Form I-485 Applicants Should File EAD
and Advance Parole Applications Concurrently

10/26/2007

The law requires that the H-1B professionals comply with the terms and conditions of Labor Condition Application and USCIS H-1B regulation, no matter whether the alien is in I-485 proceedings or not in I-485 proceedings. When such violation takes place after filing of I-485, the alien's permit to remain in the U.S. pending I-485 application will not be affected and remain intact. 

However, continuing employment with the H-1B employer based on the H-1B visa status will constitute an unauthorized employment. This can haunt at the time of adjudication of I-485 applications. More importantly, it will affect eligibility of 245(K) when such violation exceeded six months or longer. 

Most of these violations are caused by the H-1B employers. For instance, nowadays, corporations and businesses are frequently going through merger or acquisition. Some of the merger or acquisition is considered a successor-in-interest entity to the H-1B employer and the H-1B employee's H-1B status will not be affected. Others are not considered a successor-in-interest entity to the H-1B employer. 
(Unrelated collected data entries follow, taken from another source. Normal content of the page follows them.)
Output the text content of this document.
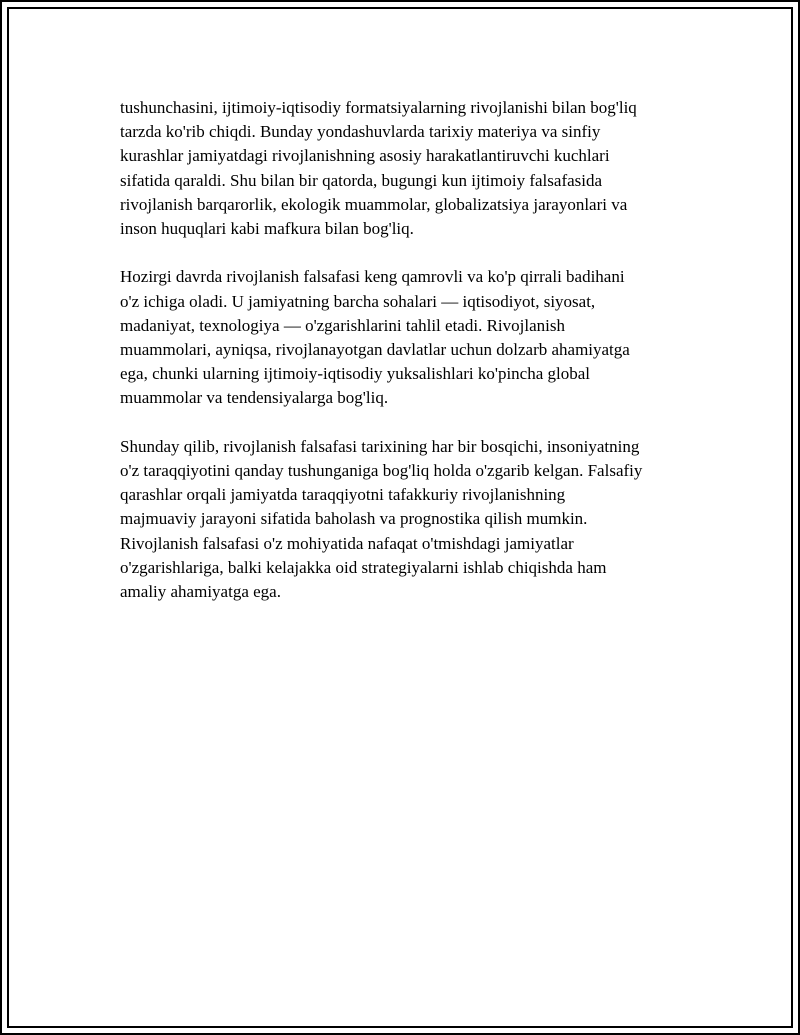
tushunchasini, ijtimoiy-iqtisodiy formatsiyalarning rivojlanishi bilan bog'liq
tarzda ko'rib chiqdi. Bunday yondashuvlarda tarixiy materiya va sinfiy
kurashlar jamiyatdagi rivojlanishning asosiy harakatlantiruvchi kuchlari
sifatida qaraldi. Shu bilan bir qatorda, bugungi kun ijtimoiy falsafasida
rivojlanish barqarorlik, ekologik muammolar, globalizatsiya jarayonlari va
inson huquqlari kabi mafkura bilan bog'liq.

Hozirgi davrda rivojlanish falsafasi keng qamrovli va ko'p qirrali badihani
o'z ichiga oladi. U jamiyatning barcha sohalari — iqtisodiyot, siyosat,
madaniyat, texnologiya — o'zgarishlarini tahlil etadi. Rivojlanish
muammolari, ayniqsa, rivojlanayotgan davlatlar uchun dolzarb ahamiyatga
ega, chunki ularning ijtimoiy-iqtisodiy yuksalishlari ko'pincha global
muammolar va tendensiyalarga bog'liq.

Shunday qilib, rivojlanish falsafasi tarixining har bir bosqichi, insoniyatning
o'z taraqqiyotini qanday tushunganiga bog'liq holda o'zgarib kelgan. Falsafiy
qarashlar orqali jamiyatda taraqqiyotni tafakkuriy rivojlanishning
majmuaviy jarayoni sifatida baholash va prognostika qilish mumkin.
Rivojlanish falsafasi o'z mohiyatida nafaqat o'tmishdagi jamiyatlar
o'zgarishlariga, balki kelajakka oid strategiyalarni ishlab chiqishda ham
amaliy ahamiyatga ega.
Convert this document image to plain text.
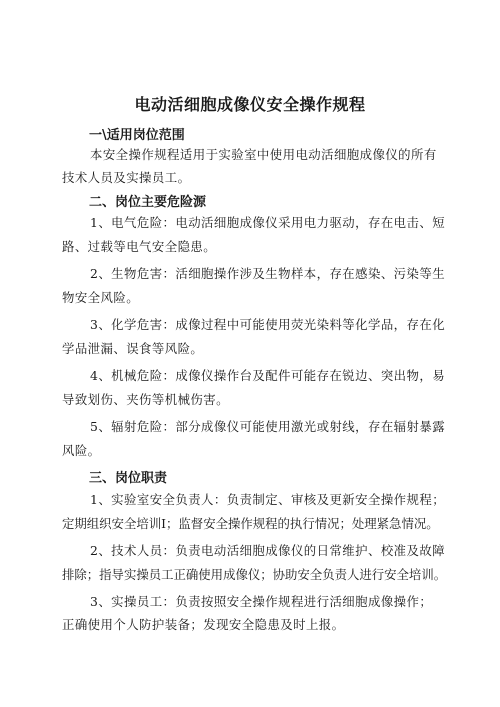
电动活细胞成像仪安全操作规程
一\适用岗位范围
本安全操作规程适用于实验室中使用电动活细胞成像仪的所有
技术人员及实操员工。
二、岗位主要危险源
1、电气危险：电动活细胞成像仪采用电力驱动，存在电击、短
路、过载等电气安全隐患。
2、生物危害：活细胞操作涉及生物样本，存在感染、污染等生
物安全风险。
3、化学危害：成像过程中可能使用荧光染料等化学品，存在化
学品泄漏、误食等风险。
4、机械危险：成像仪操作台及配件可能存在锐边、突出物，易
导致划伤、夹伤等机械伤害。
5、辐射危险：部分成像仪可能使用激光或射线，存在辐射暴露
风险。
三、岗位职责
1、实验室安全负责人：负责制定、审核及更新安全操作规程；
定期组织安全培训I；监督安全操作规程的执行情况；处理紧急情况。
2、技术人员：负责电动活细胞成像仪的日常维护、校准及故障
排除；指导实操员工正确使用成像仪；协助安全负责人进行安全培训。
3、实操员工：负责按照安全操作规程进行活细胞成像操作；
正确使用个人防护装备；发现安全隐患及时上报。
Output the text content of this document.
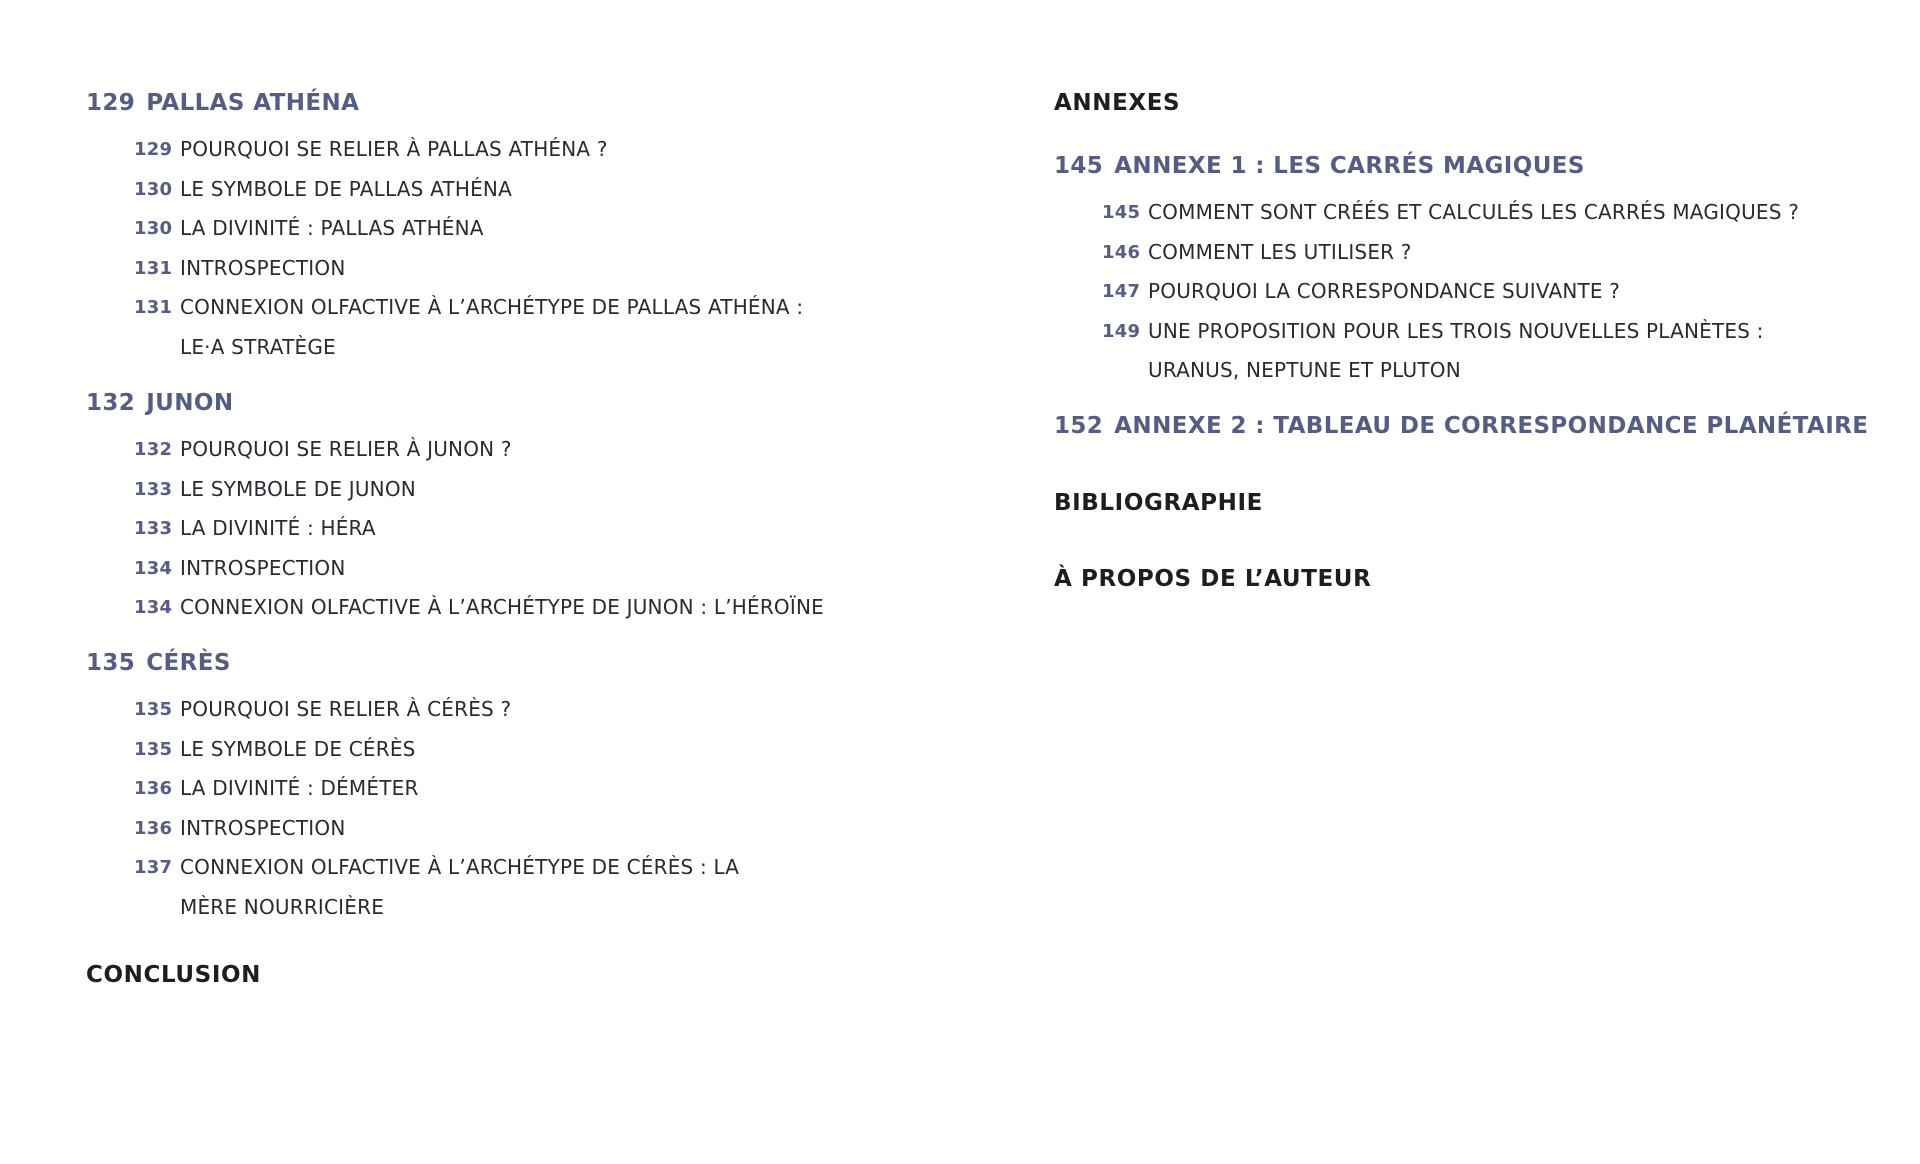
129 PALLAS ATHÉNA
129 POURQUOI SE RELIER À PALLAS ATHÉNA ?
130 LE SYMBOLE DE PALLAS ATHÉNA
130 LA DIVINITÉ : PALLAS ATHÉNA
131 INTROSPECTION
131 CONNEXION OLFACTIVE À L’ARCHÉTYPE DE PALLAS ATHÉNA : LE·A STRATÈGE
132 JUNON
132 POURQUOI SE RELIER À JUNON ?
133 LE SYMBOLE DE JUNON
133 LA DIVINITÉ : HÉRA
134 INTROSPECTION
134 CONNEXION OLFACTIVE À L’ARCHÉTYPE DE JUNON : L’HÉROÏNE
135 CÉRÈS
135 POURQUOI SE RELIER À CÉRÈS ?
135 LE SYMBOLE DE CÉRÈS
136 LA DIVINITÉ : DÉMÉTER
136 INTROSPECTION
137 CONNEXION OLFACTIVE À L’ARCHÉTYPE DE CÉRÈS : LA MÈRE NOURRICIÈRE
CONCLUSION
ANNEXES
145 ANNEXE 1 : LES CARRÉS MAGIQUES
145 COMMENT SONT CRÉÉS ET CALCULÉS LES CARRÉS MAGIQUES ?
146 COMMENT LES UTILISER ?
147 POURQUOI LA CORRESPONDANCE SUIVANTE ?
149 UNE PROPOSITION POUR LES TROIS NOUVELLES PLANÈTES : URANUS, NEPTUNE ET PLUTON
152 ANNEXE 2 : TABLEAU DE CORRESPONDANCE PLANÉTAIRE
BIBLIOGRAPHIE
À PROPOS DE L’AUTEUR
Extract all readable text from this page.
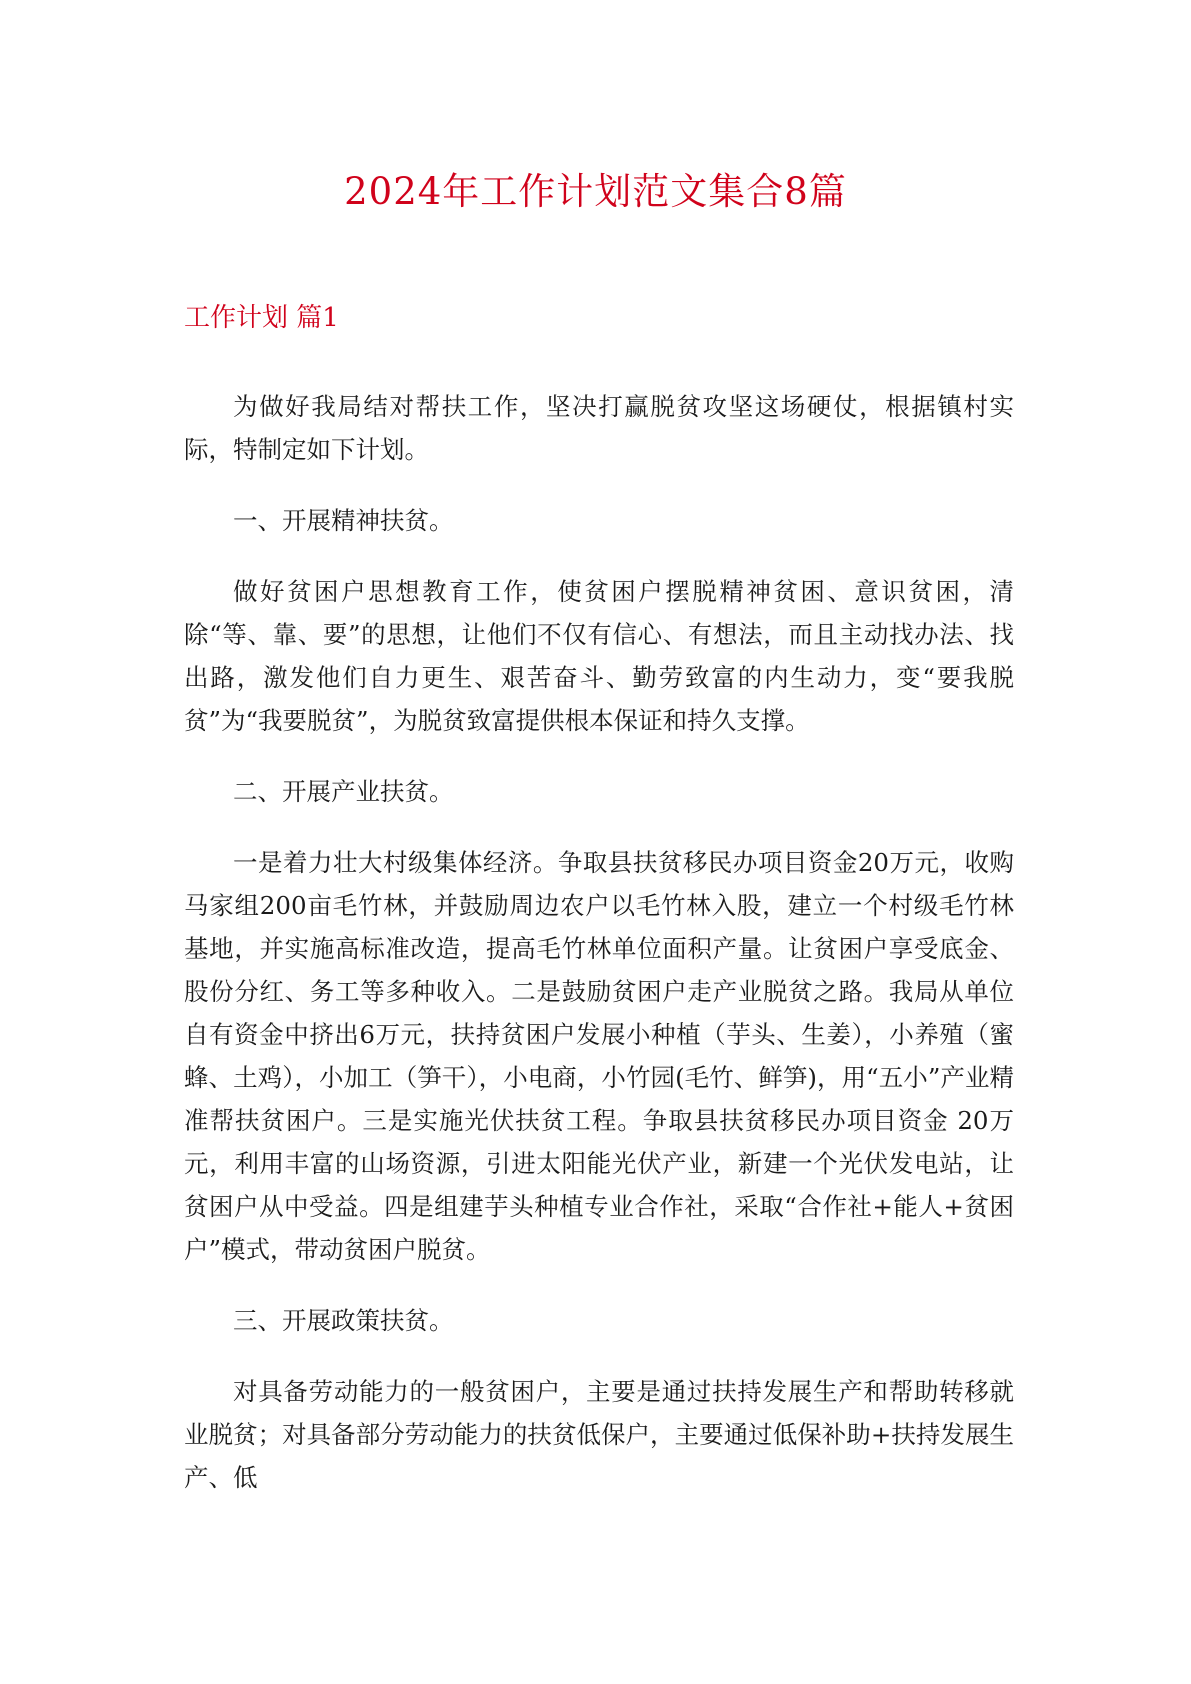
2024年工作计划范文集合8篇
工作计划 篇1

为做好我局结对帮扶工作，坚决打赢脱贫攻坚这场硬仗，根据镇村实际，特制定如下计划。

一、开展精神扶贫。

做好贫困户思想教育工作，使贫困户摆脱精神贫困、意识贫困，清除“等、靠、要”的思想，让他们不仅有信心、有想法，而且主动找办法、找出路，激发他们自力更生、艰苦奋斗、勤劳致富的内生动力，变“要我脱贫”为“我要脱贫”，为脱贫致富提供根本保证和持久支撑。

二、开展产业扶贫。

一是着力壮大村级集体经济。争取县扶贫移民办项目资金20万元，收购马家组200亩毛竹林，并鼓励周边农户以毛竹林入股，建立一个村级毛竹林基地，并实施高标准改造，提高毛竹林单位面积产量。让贫困户享受底金、股份分红、务工等多种收入。二是鼓励贫困户走产业脱贫之路。我局从单位自有资金中挤出6万元，扶持贫困户发展小种植（芋头、生姜），小养殖（蜜蜂、土鸡），小加工（笋干），小电商，小竹园(毛竹、鲜笋)，用“五小”产业精准帮扶贫困户。三是实施光伏扶贫工程。争取县扶贫移民办项目资金 20万元，利用丰富的山场资源，引进太阳能光伏产业，新建一个光伏发电站，让贫困户从中受益。四是组建芋头种植专业合作社，采取“合作社+能人+贫困户”模式，带动贫困户脱贫。

三、开展政策扶贫。

对具备劳动能力的一般贫困户，主要是通过扶持发展生产和帮助转移就业脱贫；对具备部分劳动能力的扶贫低保户，主要通过低保补助+扶持发展生产、低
When such H-1B employer, after acquisition or merger, fails to file H-1B transfer timely or subsequently, the H-1B professional loses the H-1B nonimmigrant status with no fault of his or her own. Possession and instant availability of EAD will save the new employer as well as the H-1B professional since such alien is allowed to work for any new employer without a valid H-1B nonimmigrant status, including the new employer after unqualified merger or acquisition. Same is true with the bankruptcies of the H-1B employer, particularly reorganization under the supervision of the bankruptcies court. 

Some employers violate the H-1B and LCA rules by reassigning the H-1B employees at a location outside of the metropolitan area of the current H-1B petition with or without knowledge of the H-1B and LCA rules. EAD in the file can act a savior in certain circumstances in that the employer is not bound by the H-1B/LCA rules once they use the H-1B employees' EAD as the basis of employment authorization rather than H-1B nonimmigrant status. 

What about a failure to pay the H-1B wages which is evidenced by the alien's federal income tax return, 1040, and W-2? The 485 adjudicators are thoroughly reviewing and analyzing the alien's 1040 and W-2 to determine whether the H-1B employers paid the H-1B employees the H-1B salaries since payment of less than H-1B salary constitutes a violation of the H-1B and LCA rules.